Strona:Helena Mniszek - Dziedzictwo.djvu/166

Ta strona została przepisana.
1 lipca.

Zacząłem dziś przeglądanie ksiąg starych w bibljotece. Niech się stanie zadość prośbie Tereni i błaganiom Paschalisa! Wziąłem się do tego bez zapału, gdyż umysł mam zajęty czem innem, oczywiście myślą o Tereni. Mówiąc otwarcie, pragnę zbyt silnie, by ona była moją i do tego będę dążył z bezwzględnym uporem. To nic, że Orlicz chce ją zabrać dla syna, matka do klasztoru. Terenia musi być moją!
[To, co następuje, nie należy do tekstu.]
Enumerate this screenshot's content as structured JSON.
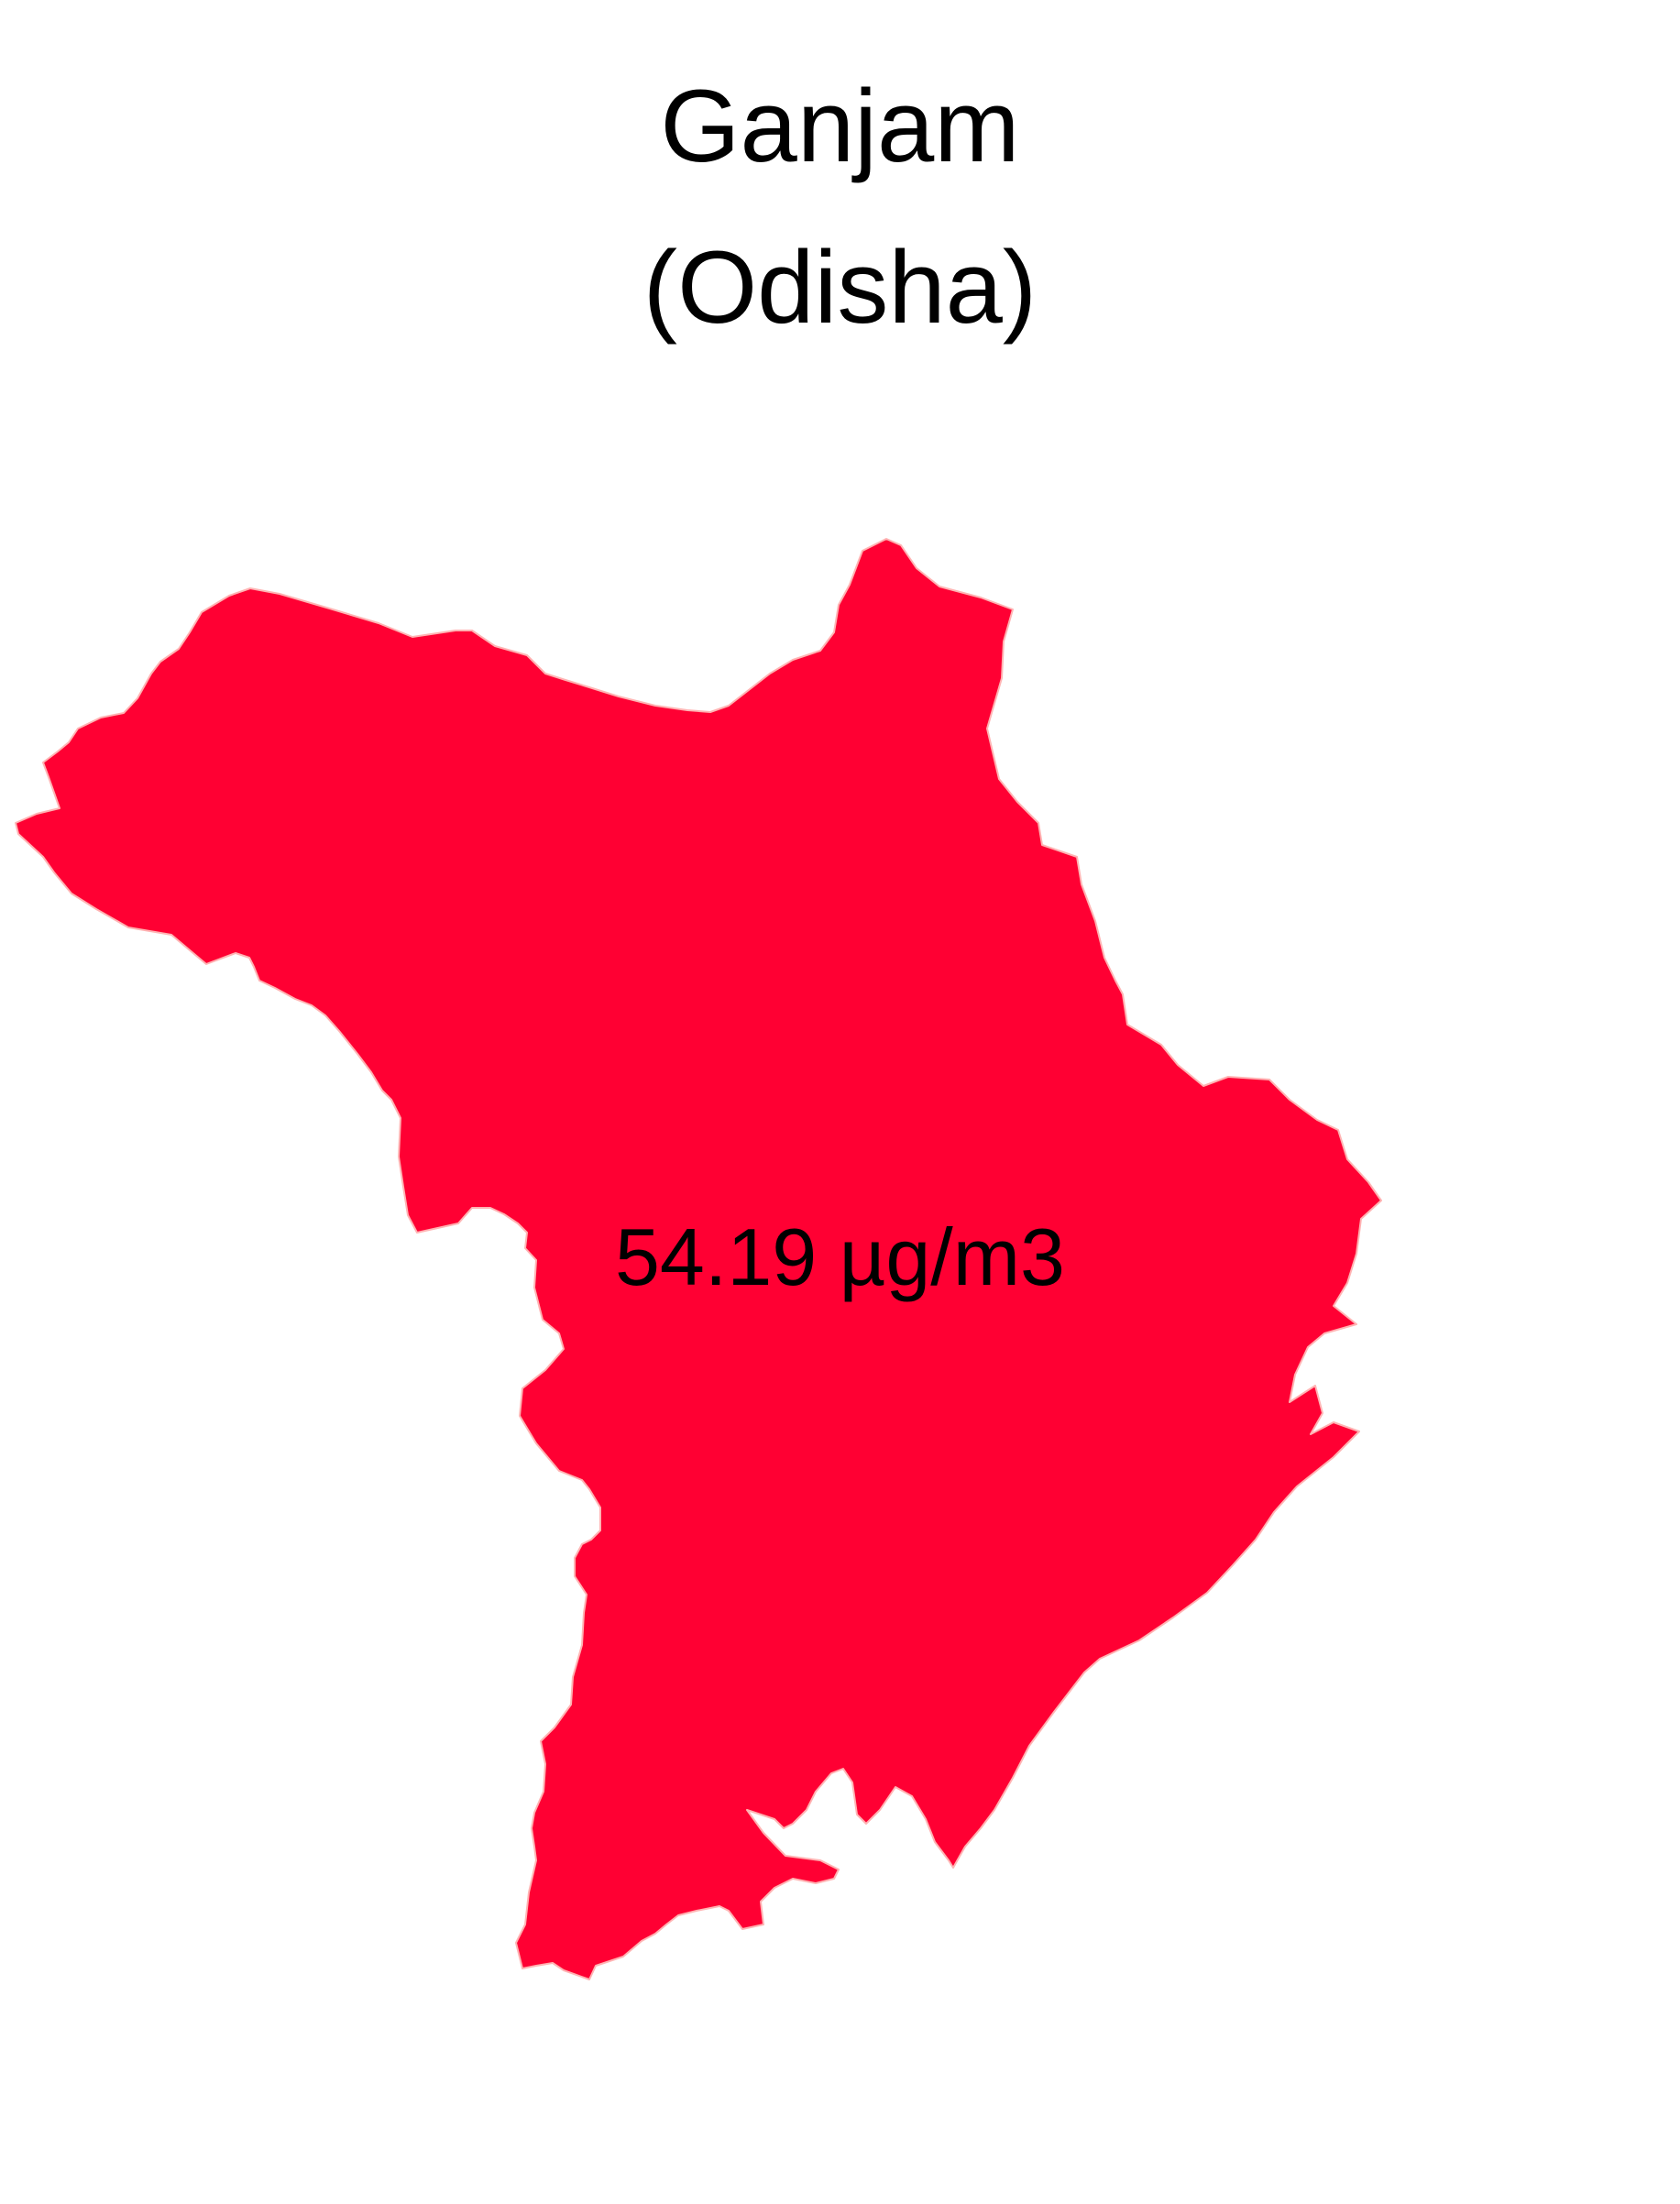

Z pośród wszystkich kobiet, które kiedykolwiek zajmowały mnie poważniej, jedna Terenia odpowiada w zupełności moim pragnieniom, ale i w jej oczach czytam, że odda mi siebie na życie całe, z wiarą w nasze szczęście. Czy jednak dobrze cię odgaduję, dziewczyno moja? Wszak się nie mylę, że mi nie odmówisz tego szczęścia, Tereniu?... Płonę ku tobie, szał mam w piersi i dziwnie dobre uczucie dla ciebie, jak do dziecka najdroższego. Nigdy dotąd względem kobiet nie miałem podobnie dobrych uczuć i nigdy tak prędko nie zająłem się żadną kobietą w życiu, bo nigdy nie kochałem. Ty pierwsza, ty jedyna! Zabiorę cię do Uchań już moją i będziemy rozkoszowali się naszem wspólnem szczęściem, jak najsłodszemi owocami. Na tę myśl szaleję, szaleję, i nowa fala życia napływa mi do serca!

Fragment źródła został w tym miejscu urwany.